Question; how do you stop the stored wax penetrating the wood? Do you use a particular finish on the interior or maybe the wax is in a little jar inside the wood box?


----------



## Black Magic Detail (20 Apr 2013)

monkeybiter":xmmq3bde said:


> Some lovely boxes there,mostly very attractive forms and finishes. Not too keen on the oversize lid in piccy no.12.
> 
> One general criticism if I may, the grain is not matched across the lid and the body, which clashes a little to my eye.
> 
> Question; how do you stop the stored wax penetrating the wood? Do you use a particular finish on the interior or maybe the wax is in a little jar inside the wood box?



I agree with you matching the grain is something I have to do better

To stop the wax penetrating the wood I use 2x acrylic sand and seal and 2x acrylic lacquer,seems to be working fine ,I have a wooden pot that has been filled for around 8 months now ,this pot was an experiment to see how much the the wax would be affected in a pot that was not sealed at all ,over this period of time there was only a very small amount of colour change in the wax right at the very edges of the pot where the wax was very thin.


----------



## nev (20 Apr 2013)

some beautiful little boxes and some fantastic finishing. =D>


----------



## Gary Morris (20 Apr 2013)

beautiful boxes and finishing, has the 3rd box down's lid been screw threaded? I noticed it has a seal, but wondered if you'd cut a thread so it's a screw on lid. They all look fantastic.

Gary


----------



## EnErY (20 Apr 2013)

They are all amazing pieces if I could turn half as good as that id be the happiest man in Wales thank you for showing such a awesome collection of talent to a newbie who is both jealous and full of admiration :lol: 
well done =D> =D> =D> =D> =D> =D> =D> =D> =D> =D> 
regards
Bill


----------



## boysie39 (20 Apr 2013)

Lovely collection very well done . =D> =D>


----------



## =Adam= (20 Apr 2013)

There are some very good boxes there!

Do you have set designs for specific waxes or are they all one off's?

Keep it up


----------



## Black Magic Detail (21 Apr 2013)

Gary Morris":3njnu0ek said:


> beautiful boxes and finishing, has the 3rd box down's lid been screw threaded?
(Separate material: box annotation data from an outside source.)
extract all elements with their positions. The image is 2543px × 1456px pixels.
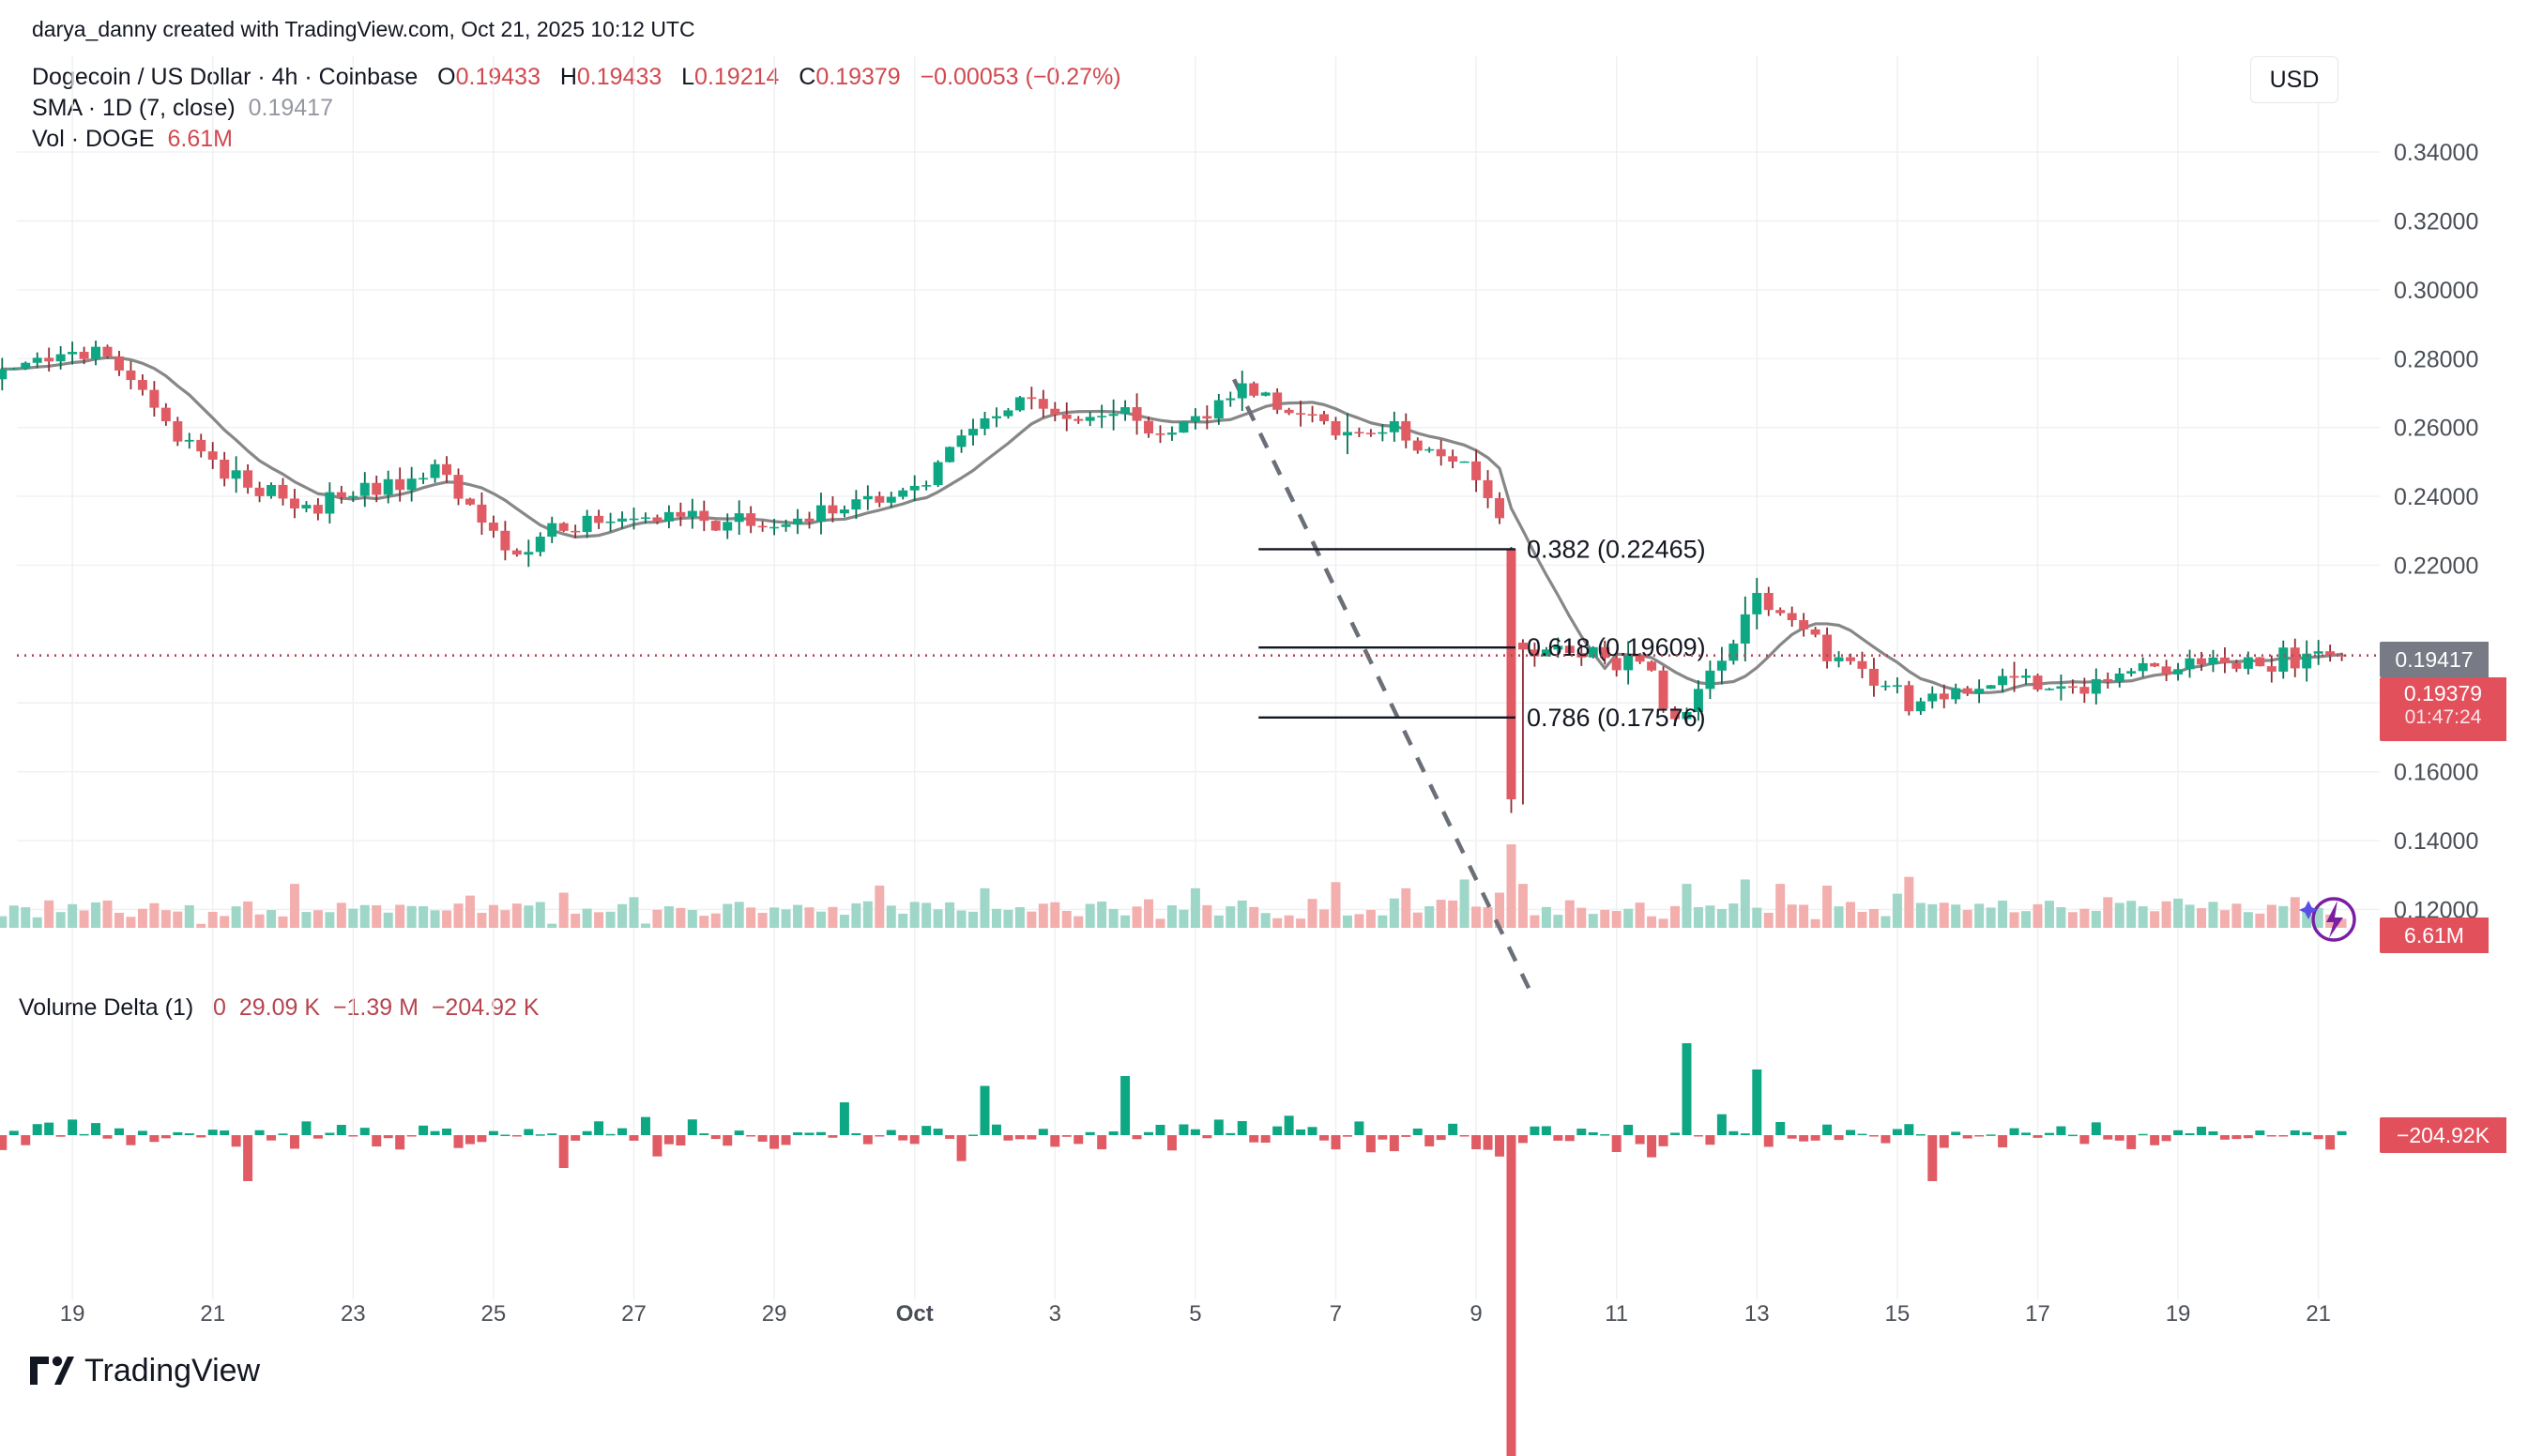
svg-text:15: 15	[1885, 1301, 1911, 1327]
svg-text:5: 5	[1189, 1301, 1201, 1327]
svg-text:9: 9	[1469, 1301, 1482, 1327]
svg-text:21: 21	[200, 1301, 225, 1327]
svg-text:0.16000: 0.16000	[2394, 760, 2478, 786]
svg-text:0.22000: 0.22000	[2394, 553, 2478, 579]
svg-text:25: 25	[481, 1301, 507, 1327]
svg-text:0.382 (0.22465): 0.382 (0.22465)	[1527, 535, 1706, 563]
svg-text:13: 13	[1744, 1301, 1770, 1327]
svg-text:19: 19	[60, 1301, 85, 1327]
svg-text:0.24000: 0.24000	[2394, 484, 2478, 510]
svg-text:3: 3	[1049, 1301, 1061, 1327]
svg-text:17: 17	[2025, 1301, 2050, 1327]
svg-text:19: 19	[2166, 1301, 2191, 1327]
svg-text:11: 11	[1605, 1301, 1628, 1327]
svg-text:Oct: Oct	[896, 1301, 934, 1327]
svg-text:0.786 (0.17576): 0.786 (0.17576)	[1527, 704, 1706, 732]
svg-text:0.32000: 0.32000	[2394, 209, 2478, 235]
svg-text:29: 29	[762, 1301, 787, 1327]
svg-text:27: 27	[621, 1301, 647, 1327]
svg-text:0.30000: 0.30000	[2394, 278, 2478, 304]
svg-text:0.618 (0.19609): 0.618 (0.19609)	[1527, 633, 1706, 661]
svg-text:23: 23	[341, 1301, 366, 1327]
svg-text:0.28000: 0.28000	[2394, 346, 2478, 372]
svg-text:0.26000: 0.26000	[2394, 416, 2478, 442]
svg-text:0.14000: 0.14000	[2394, 828, 2478, 855]
svg-text:21: 21	[2306, 1301, 2331, 1327]
svg-text:7: 7	[1330, 1301, 1342, 1327]
svg-text:0.34000: 0.34000	[2394, 140, 2478, 166]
I noticed it has a seal, but wondered if you'd cut a thread so it's a screw on lid. They all look fantastic.
> 
> Gary



no threads just a little lip


----------



## Black Magic Detail (21 Apr 2013)

=Adam=":32lina8v said:


> There are some very good boxes there!
> 
> Do you have set designs for specific waxes or are they all one off's?
> 
> Keep it up



no set designs for each blend of wax ,you select the blend you want and select the container to hold the wax,yes all one offs


----------



## squawpeak (22 May 2015)

Love the finish and look of some of those more "angular" ones.


----------



## Dino (23 May 2015)

Beautiful work! I've never thought to use those rubber bands. Any specific place you buy them from?


----------



## Random Orbital Bob (23 May 2015)

Look at the date on the OP's thread


----------



## Dino (23 May 2015)

Woah. Quite the resurrection.


----------